Geschrieben von SoWhy in
Politik for Dummies | Freitag, 8. Dezember 2006 |
Ich bin ja ein SZ-Abonnent und ich lese diese Zeitung mit einiger Freude, denn meistens sind die Artikel objektiv und sachlich gestaltet und informieren mich ohne mir eine Meinung auferlegen zu wollen. Leider gibt es auch immer Ausnahmen. Der Besuch des katholischen Obermafioso war so eine Zeit und auch in diesen Tagen wird sie etwas unsachlich zu meinem Leidwesen. Das Beispiel, was mich in diesem Fall betrübt, zeigt ein sehr beunruhigendes Auseinanderfallen von Text und Illustration. Ich hole ein wenig aus:
In Oberföhring wurde wie den meisten bekannt ein junger Mann festgenommen, der der Polizei dadurch aufgefallen ist, dass er im Chat des Rappers Bushido verkündet hat, er wolle an seiner alten Arbeitsstelle, welche ihn vor zwei Jahren gefeuert hatte, Amok laufen und seinen alten Chef töten (und andere der ehemaligen Mitarbeiter).

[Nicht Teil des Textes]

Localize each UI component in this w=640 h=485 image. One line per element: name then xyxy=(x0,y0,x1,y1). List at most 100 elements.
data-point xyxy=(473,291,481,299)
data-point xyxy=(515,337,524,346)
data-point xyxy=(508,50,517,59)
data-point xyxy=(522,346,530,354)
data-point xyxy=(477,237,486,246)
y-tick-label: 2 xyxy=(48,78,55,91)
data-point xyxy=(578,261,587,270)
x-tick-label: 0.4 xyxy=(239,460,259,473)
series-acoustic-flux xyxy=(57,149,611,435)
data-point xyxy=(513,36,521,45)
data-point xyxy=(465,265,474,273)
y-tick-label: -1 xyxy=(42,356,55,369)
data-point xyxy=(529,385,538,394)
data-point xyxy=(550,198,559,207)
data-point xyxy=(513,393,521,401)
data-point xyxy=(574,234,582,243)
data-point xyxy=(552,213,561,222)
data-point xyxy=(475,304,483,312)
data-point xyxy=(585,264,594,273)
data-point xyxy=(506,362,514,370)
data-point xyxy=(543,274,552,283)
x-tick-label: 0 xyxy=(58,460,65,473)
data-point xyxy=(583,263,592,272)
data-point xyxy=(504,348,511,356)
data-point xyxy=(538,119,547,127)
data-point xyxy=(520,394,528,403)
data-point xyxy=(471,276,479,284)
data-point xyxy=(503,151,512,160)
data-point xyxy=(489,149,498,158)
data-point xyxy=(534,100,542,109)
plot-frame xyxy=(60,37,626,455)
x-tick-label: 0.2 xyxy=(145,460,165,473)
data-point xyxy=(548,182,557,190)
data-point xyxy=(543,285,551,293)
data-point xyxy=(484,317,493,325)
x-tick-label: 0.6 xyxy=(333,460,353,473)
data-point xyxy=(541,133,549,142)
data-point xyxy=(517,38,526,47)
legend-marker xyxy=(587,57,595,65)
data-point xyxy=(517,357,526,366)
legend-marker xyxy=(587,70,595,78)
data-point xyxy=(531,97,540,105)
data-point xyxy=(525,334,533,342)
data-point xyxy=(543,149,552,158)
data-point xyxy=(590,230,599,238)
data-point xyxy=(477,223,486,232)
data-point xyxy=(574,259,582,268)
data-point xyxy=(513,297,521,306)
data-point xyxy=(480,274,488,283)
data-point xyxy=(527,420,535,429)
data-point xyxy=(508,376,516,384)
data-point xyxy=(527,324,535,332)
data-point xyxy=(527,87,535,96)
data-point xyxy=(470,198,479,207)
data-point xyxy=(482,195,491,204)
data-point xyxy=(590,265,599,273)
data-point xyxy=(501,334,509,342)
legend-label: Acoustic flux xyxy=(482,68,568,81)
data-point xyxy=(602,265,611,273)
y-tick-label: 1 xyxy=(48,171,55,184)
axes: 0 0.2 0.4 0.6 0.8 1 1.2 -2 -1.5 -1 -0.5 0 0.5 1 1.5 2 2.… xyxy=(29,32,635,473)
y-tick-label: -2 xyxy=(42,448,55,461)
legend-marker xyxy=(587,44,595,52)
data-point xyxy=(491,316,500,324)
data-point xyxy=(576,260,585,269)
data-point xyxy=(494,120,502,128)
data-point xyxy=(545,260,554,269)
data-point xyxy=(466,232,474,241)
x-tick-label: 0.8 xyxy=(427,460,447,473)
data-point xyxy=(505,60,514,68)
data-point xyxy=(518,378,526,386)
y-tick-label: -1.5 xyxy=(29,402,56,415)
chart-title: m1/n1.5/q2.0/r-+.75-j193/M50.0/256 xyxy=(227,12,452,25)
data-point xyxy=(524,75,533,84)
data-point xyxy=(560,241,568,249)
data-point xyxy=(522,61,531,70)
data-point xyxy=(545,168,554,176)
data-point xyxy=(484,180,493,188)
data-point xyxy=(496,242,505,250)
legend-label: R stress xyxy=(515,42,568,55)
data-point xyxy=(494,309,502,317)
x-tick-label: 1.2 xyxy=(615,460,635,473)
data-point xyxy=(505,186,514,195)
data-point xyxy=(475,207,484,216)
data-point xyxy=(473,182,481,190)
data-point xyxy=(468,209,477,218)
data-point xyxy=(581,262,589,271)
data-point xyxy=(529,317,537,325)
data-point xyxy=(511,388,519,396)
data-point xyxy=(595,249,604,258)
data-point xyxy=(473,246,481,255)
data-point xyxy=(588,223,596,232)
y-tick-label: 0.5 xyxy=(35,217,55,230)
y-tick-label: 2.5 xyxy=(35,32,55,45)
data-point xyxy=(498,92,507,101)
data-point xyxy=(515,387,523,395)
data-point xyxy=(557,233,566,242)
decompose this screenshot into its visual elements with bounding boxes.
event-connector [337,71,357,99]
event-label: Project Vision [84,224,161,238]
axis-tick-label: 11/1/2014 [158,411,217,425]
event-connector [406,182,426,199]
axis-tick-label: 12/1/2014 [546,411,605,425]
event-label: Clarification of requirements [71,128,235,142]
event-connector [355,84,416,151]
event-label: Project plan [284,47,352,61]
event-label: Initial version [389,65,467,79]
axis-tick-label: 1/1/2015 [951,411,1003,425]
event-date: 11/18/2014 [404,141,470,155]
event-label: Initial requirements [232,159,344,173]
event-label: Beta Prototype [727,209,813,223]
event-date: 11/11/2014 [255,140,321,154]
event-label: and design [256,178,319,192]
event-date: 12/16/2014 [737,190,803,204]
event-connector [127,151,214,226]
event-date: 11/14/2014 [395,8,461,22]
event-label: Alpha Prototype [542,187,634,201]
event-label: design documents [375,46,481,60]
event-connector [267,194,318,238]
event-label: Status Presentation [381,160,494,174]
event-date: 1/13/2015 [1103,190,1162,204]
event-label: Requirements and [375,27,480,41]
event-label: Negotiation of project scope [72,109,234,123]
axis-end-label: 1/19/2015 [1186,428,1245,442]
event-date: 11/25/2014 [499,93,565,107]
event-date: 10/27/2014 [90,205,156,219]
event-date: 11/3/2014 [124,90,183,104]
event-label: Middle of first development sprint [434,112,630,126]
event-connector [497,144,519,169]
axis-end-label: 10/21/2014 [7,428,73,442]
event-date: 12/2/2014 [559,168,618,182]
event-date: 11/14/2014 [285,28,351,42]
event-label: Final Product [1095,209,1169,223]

Die Polizei hat ihn daraufhin festgenommen und sprach erst von einem Nachahmungstäter (von Sebastian B. in Emsdetten). Mittlerweile ist klar, dass dieser Mann das Ganze selbst geplant hatte. Nun fanden sie in dessen Wohnung einige sog. "Killerspiele" und deshalb bebildert die Süddeutsche Zeitung den heutigen Artikel dazu mit einem sehr verschwommenen Screenshot von Counter-Strike (welchem immer noch dieses Etikett anhängt obwohl selbst die BPjM dieses Urteil verneint hat). Ein sehr unglücklich gewählter Versuch, den Grund des Ganzen darzustellen. Im dazugehörigen Artikel spricht der Autor nämlich dann auch davon, dass der Verdächtige Migrationshintergrund (also in Deutschland sowieso schon benachteiligt), keinen Abschluss (wie 12% aller bayerischen Schulabgänger) und keine Arbeit (kein Wunder ohne Schulabschluss) hat und der Artikel spricht ebenfalls von "zerrütteten" Familienverhältnissen. Er spricht also die Gründe für den mutmaßlichen Plan sehr genau an. "Killerspiele" sind keiner davon. Ich wünschte, wenigstens die SZ würde auf diesen Populismus verzichten.